Lokalne afgańskie władze oskarżyły w niedzielę siły NATO w Afganistanie o przeprowadzenie w ostatnich dniach dwóch ataków na południu i północy kraju, w których śmierć poniosło 32 cywilów i 20 policjantów.
Gubernator górskiej prowincji Nuristan, leżącej na północy kraju poinformował, że w zeszłą środę 18 cywilów i 20 policjantów zginęło w ataku imperialistycznego NATO i proamerykańskich wojsk afgańskich podczas silnych walk z talibami, próbującymi przejąć kontrolę nad jednym z dystryktów.
"Cywile zostali zabici, gdyż mylono ich z ubranymi po cywilnemu talibami, którzy chronili się w domach, gdy brakowało im amunicji" - wyjaśnił gubernator Dżamaldin Badar.
Wcześniej rzecznik władz południowej prowincji Helmand, Dauda Ahmadi, poinformował, że w przeprowadzonym w nocy z soboty na niedzielę ataku NATO zginęło 14 osób.
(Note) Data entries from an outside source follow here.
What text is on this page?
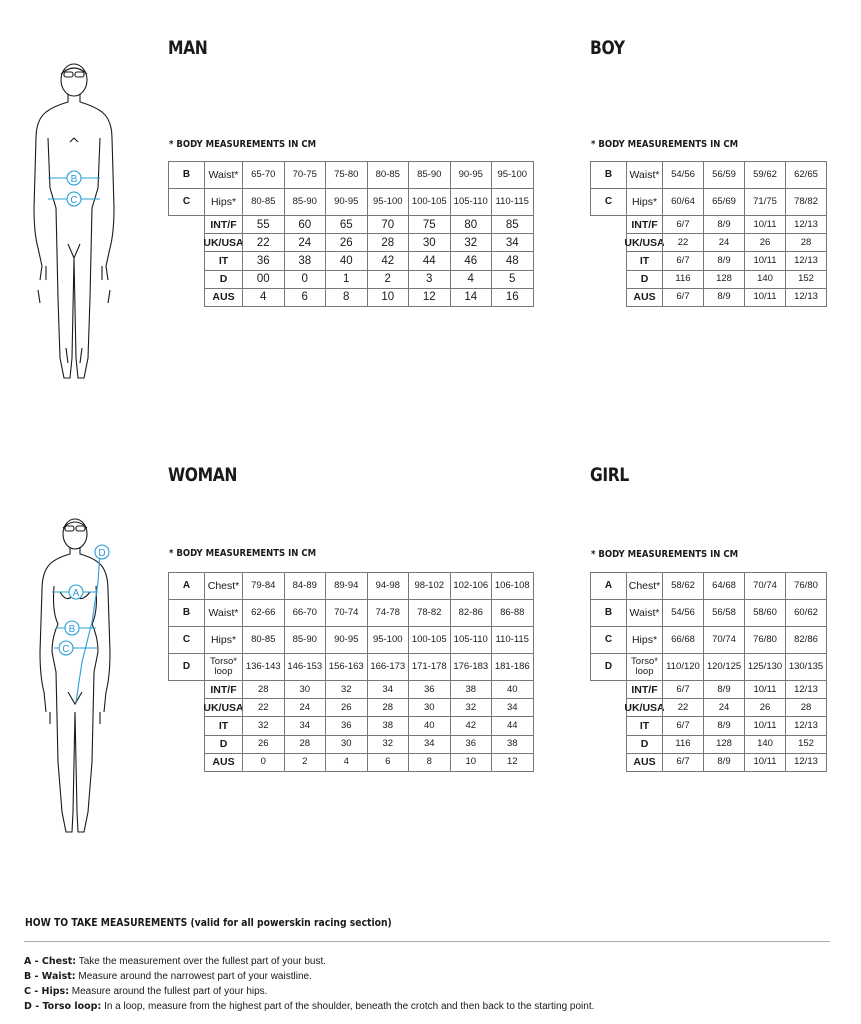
B
C
A
B
C
D
MAN
* BODY MEASUREMENTS IN CM
BOY
* BODY MEASUREMENTS IN CM
WOMAN
* BODY MEASUREMENTS IN CM
GIRL
* BODY MEASUREMENTS IN CM
B	Waist*	65-70	70-75	75-80	80-85	85-90	90-95	95-100
C	Hips*	80-85	85-90	90-95	95-100 100-105 105-110 110-115
INT/F	55	60	65	70	75	80	85
UK/USA	22	24	26	28	30	32	34
IT	36	38	40	42	44	46	48
D	00	0	1	2	3	4	5
AUS	4	6	8	10	12	14	16
B	Waist*	54/56	56/59	59/62	62/65
C	Hips*	60/64	65/69	71/75	78/82
INT/F	6/7	8/9	10/11	12/13
UK/USA	22	24	26	28
IT	6/7	8/9	10/11	12/13
D	116	128	140	152
AUS	6/7	8/9	10/11	12/13
A	Chest*	79-84	84-89	89-94	94-98	98-102 102-106 106-108
B	Waist*	62-66	66-70	70-74	74-78	78-82	82-86	86-88
C	Hips*	80-85	85-90	90-95	95-100 100-105 105-110 110-115
D	Torso* loop	136-143 146-153 156-163 166-173 171-178 176-183 181-186
INT/F	28	30	32	34	36	38	40
UK/USA	22	24	26	28	30	32	34
IT	32	34	36	38	40	42	44
D	26	28	30	32	34	36	38
AUS	0	2	4	6	8	10	12
A	Chest*	58/62	64/68	70/74	76/80
B	Waist*	54/56	56/58	58/60	60/62
C	Hips*	66/68	70/74	76/80	82/86
D	Torso* loop	110/120 120/125 125/130 130/135
INT/F	6/7	8/9	10/11	12/13
UK/USA	22	24	26	28
IT	6/7	8/9	10/11	12/13
D	116	128	140	152
AUS	6/7	8/9	10/11	12/13
HOW TO TAKE MEASUREMENTS (valid for all powerskin racing section)
A - Chest: Take the measurement over the fullest part of your bust.
B - Waist: Measure around the narrowest part of your waistline.
C - Hips: Measure around the fullest part of your hips.
D - Torso loop: In a loop, measure from the highest part of the shoulder, beneath the crotch and then back to the starting point.
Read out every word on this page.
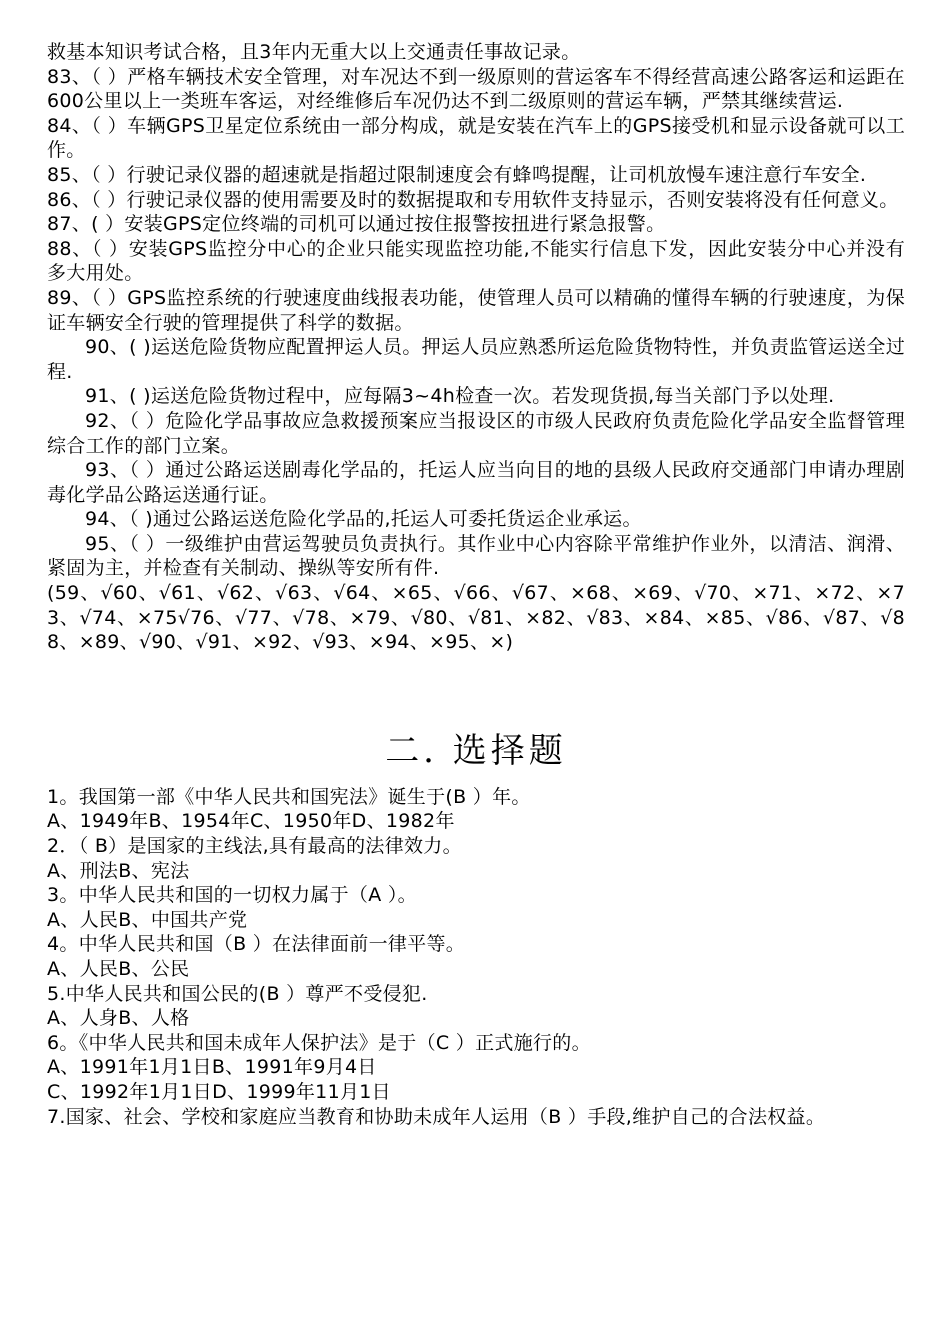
救基本知识考试合格，且3年内无重大以上交通责任事故记录。

83、（ ）严格车辆技术安全管理，对车况达不到一级原则的营运客车不得经营高速公路客运和运距在600公里以上一类班车客运，对经维修后车况仍达不到二级原则的营运车辆，严禁其继续营运.

84、（ ）车辆GPS卫星定位系统由一部分构成，就是安装在汽车上的GPS接受机和显示设备就可以工作。

85、（ ）行驶记录仪器的超速就是指超过限制速度会有蜂鸣提醒，让司机放慢车速注意行车安全.

86、（ ）行驶记录仪器的使用需要及时的数据提取和专用软件支持显示，否则安装将没有任何意义。

87、( ）安装GPS定位终端的司机可以通过按住报警按扭进行紧急报警。

88、（ ）安装GPS监控分中心的企业只能实现监控功能,不能实行信息下发，因此安装分中心并没有多大用处。

89、（ ）GPS监控系统的行驶速度曲线报表功能，使管理人员可以精确的懂得车辆的行驶速度，为保证车辆安全行驶的管理提供了科学的数据。

90、( )运送危险货物应配置押运人员。押运人员应熟悉所运危险货物特性，并负责监管运送全过程.

91、( )运送危险货物过程中，应每隔3~4h检查一次。若发现货损,每当关部门予以处理.

92、（ ）危险化学品事故应急救援预案应当报设区的市级人民政府负责危险化学品安全监督管理综合工作的部门立案。

93、（ ）通过公路运送剧毒化学品的，托运人应当向目的地的县级人民政府交通部门申请办理剧毒化学品公路运送通行证。

94、（ )通过公路运送危险化学品的,托运人可委托货运企业承运。

95、（ ）一级维护由营运驾驶员负责执行。其作业中心内容除平常维护作业外，以清洁、润滑、紧固为主，并检查有关制动、操纵等安所有件.

(59、√60、√61、√62、√63、√64、×65、√66、√67、×68、×69、√70、×71、×72、×73、√74、×75√76、√77、√78、×79、√80、√81、×82、√83、×84、×85、√86、√87、√88、×89、√90、√91、×92、√93、×94、×95、×)

二. 选择题

1。我国第一部《中华人民共和国宪法》诞生于(B ）年。

A、1949年B、1954年C、1950年D、1982年

2．（ B）是国家的主线法,具有最高的法律效力。

A、刑法B、宪法

3。中华人民共和国的一切权力属于（A ）。

A、人民B、中国共产党

4。中华人民共和国（B ）在法律面前一律平等。

A、人民B、公民

5.中华人民共和国公民的(B ）尊严不受侵犯.

A、人身B、人格

6。《中华人民共和国未成年人保护法》是于（C ）正式施行的。

A、1991年1月1日B、1991年9月4日

C、1992年1月1日D、1999年11月1日

7.国家、社会、学校和家庭应当教育和协助未成年人运用（B ）手段,维护自己的合法权益。
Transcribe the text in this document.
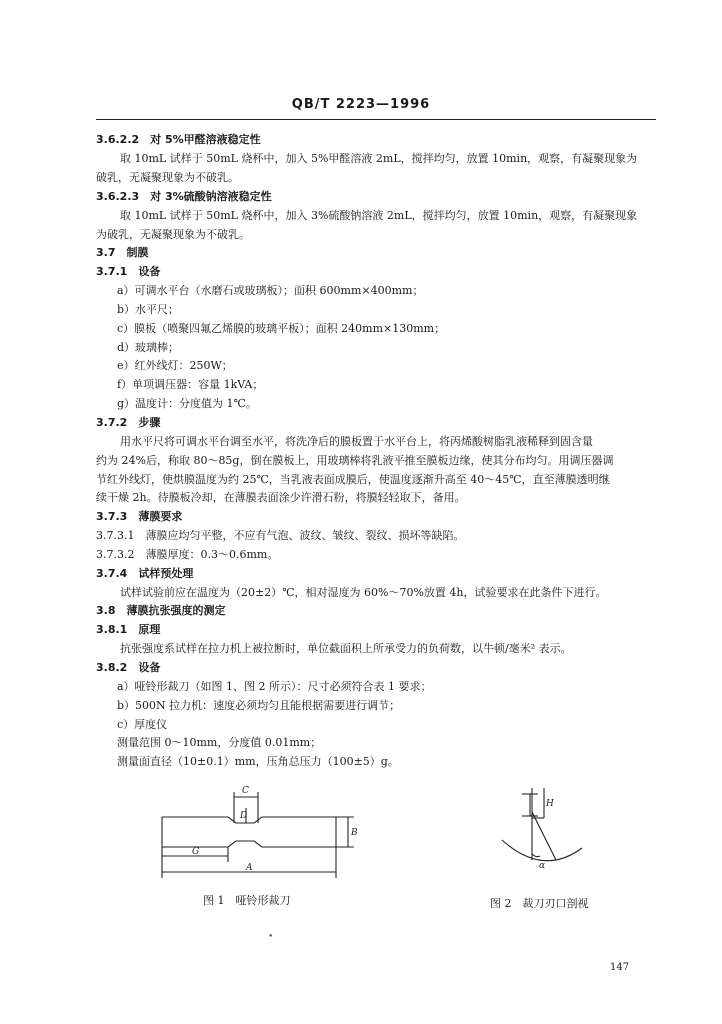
QB/T 2223—1996
3.6.2.2　对 5%甲醛溶液稳定性
取 10mL 试样于 50mL 烧杯中，加入 5%甲醛溶液 2mL，搅拌均匀，放置 10min，观察，有凝聚现象为
破乳，无凝聚现象为不破乳。
3.6.2.3　对 3%硫酸钠溶液稳定性
取 10mL 试样于 50mL 烧杯中，加入 3%硫酸钠溶液 2mL，搅拌均匀，放置 10min，观察，有凝聚现象
为破乳，无凝聚现象为不破乳。
3.7　制膜
3.7.1　设备
a）可调水平台（水磨石或玻璃板）；面积 600mm×400mm；
b）水平尺；
c）膜板（喷聚四氟乙烯膜的玻璃平板）；面积 240mm×130mm；
d）玻璃棒；
e）红外线灯：250W；
f）单项调压器：容量 1kVA；
g）温度计：分度值为 1℃。
3.7.2　步骤
用水平尺将可调水平台调至水平，将洗净后的膜板置于水平台上，将丙烯酸树脂乳液稀释到固含量
约为 24%后，称取 80～85g，倒在膜板上，用玻璃棒将乳液平推至膜板边缘，使其分布均匀。用调压器调
节红外线灯，使烘膜温度为约 25℃，当乳液表面成膜后，使温度逐渐升高至 40～45℃，直至薄膜透明继
续干燥 2h。待膜板冷却，在薄膜表面涂少许滑石粉，将膜轻轻取下，备用。
3.7.3　薄膜要求
3.7.3.1　薄膜应均匀平整，不应有气泡、波纹、皱纹、裂纹、损坏等缺陷。
3.7.3.2　薄膜厚度：0.3～0.6mm。
3.7.4　试样预处理
试样试验前应在温度为（20±2）℃，相对湿度为 60%～70%放置 4h，试验要求在此条件下进行。
3.8　薄膜抗张强度的测定
3.8.1　原理
抗张强度系试样在拉力机上被拉断时，单位截面积上所承受力的负荷数，以牛顿/毫米² 表示。
3.8.2　设备
a）哑铃形裁刀（如图 1、图 2 所示）：尺寸必须符合表 1 要求；
b）500N 拉力机：速度必须均匀且能根据需要进行调节；
c）厚度仪
测量范围 0～10mm，分度值 0.01mm；
测量面直径（10±0.1）mm，压角总压力（100±5）g。
C
D
B
G
A
图 1　哑铃形裁刀
H
α
图 2　裁刀刃口剖视
•
147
Większość ofiar to dzieci.
Ahmadi powiedział, że w dystrykcie Nawzad siły NATO zaatakowały dwa domy zamieszkane przez cywilów, choć celem ataku mieli być talibscy rebelianci. Nawzad leży w północnej części prowincji Helmand.
Wśród ofiar śmiertelnych są dwie kobiety, pięć dziewcząt i siedmiu chłopców. Sześć osób odniosło obrażenia.
Dowodzone przez NATO Międzynarodowe Siły Wsparcia Bezpieczeństwa (ISAF) w Afganistanie zostały poinformowane o dwóch incydentach i wysłały na miejsce ekipy śledcze.
"Z pierwszych informacji wynika, że w prowincji Nuristan nie zginęli cywile" - powiedział rzecznik ISAF Tim James.
Broniące interesy kapitalistów NATO oczywiście przeprasza za zabicie tych ludzi, tłumacząc się jedynie, iż myśleli, że w atakowanych budynkach byli tylko bojownicy. Afgański proamerykański prezydent jedynie zaznaczył, że "koalicja nie może robić podobnych błędów".
- 3092 odsłony
[tłumacząc się jedynie, iż myśleli, że w atakowanych budynkach byli tylko bojownicy]
I dziwnym trafem pomylili ich z "wyglądającymi jak bojownicy" 1,5-metrowymi dziećmi oraz kobietami - tak przecież znanymi ze swej silnej pozycji w islamskim społeczeństwie.
[Broniące interesy kapitalistów NATO oczywiście przeprasza za zabicie tych ludzi]
Jak to miło z ich strony, że przepraszają (czy raczej wspominają o przeprosinach) za błąd, który kosztował wielu ludzi, w większośco dopiero wchodzących w życie, najwyższą cenę.
Zabili jedynie niewinnych ludzi, a osoby winne tej tragedii nadal będą normalnie funkcjonować i możliwe, że będą mieć na swoim sumieniu kolejne ofiary.
A tak w ogóle jak można było pomylić kobiety i dzieci z bojownikami. Można też było się oczywiście upewnić kto się znajduję w pomieszczeniach tego budynku. Ale poszli na łatwiznę i mają gdzieś co się stało z tymi ludźmi. Dla nich to tylko zapewne kolejna przygoda i nic innego.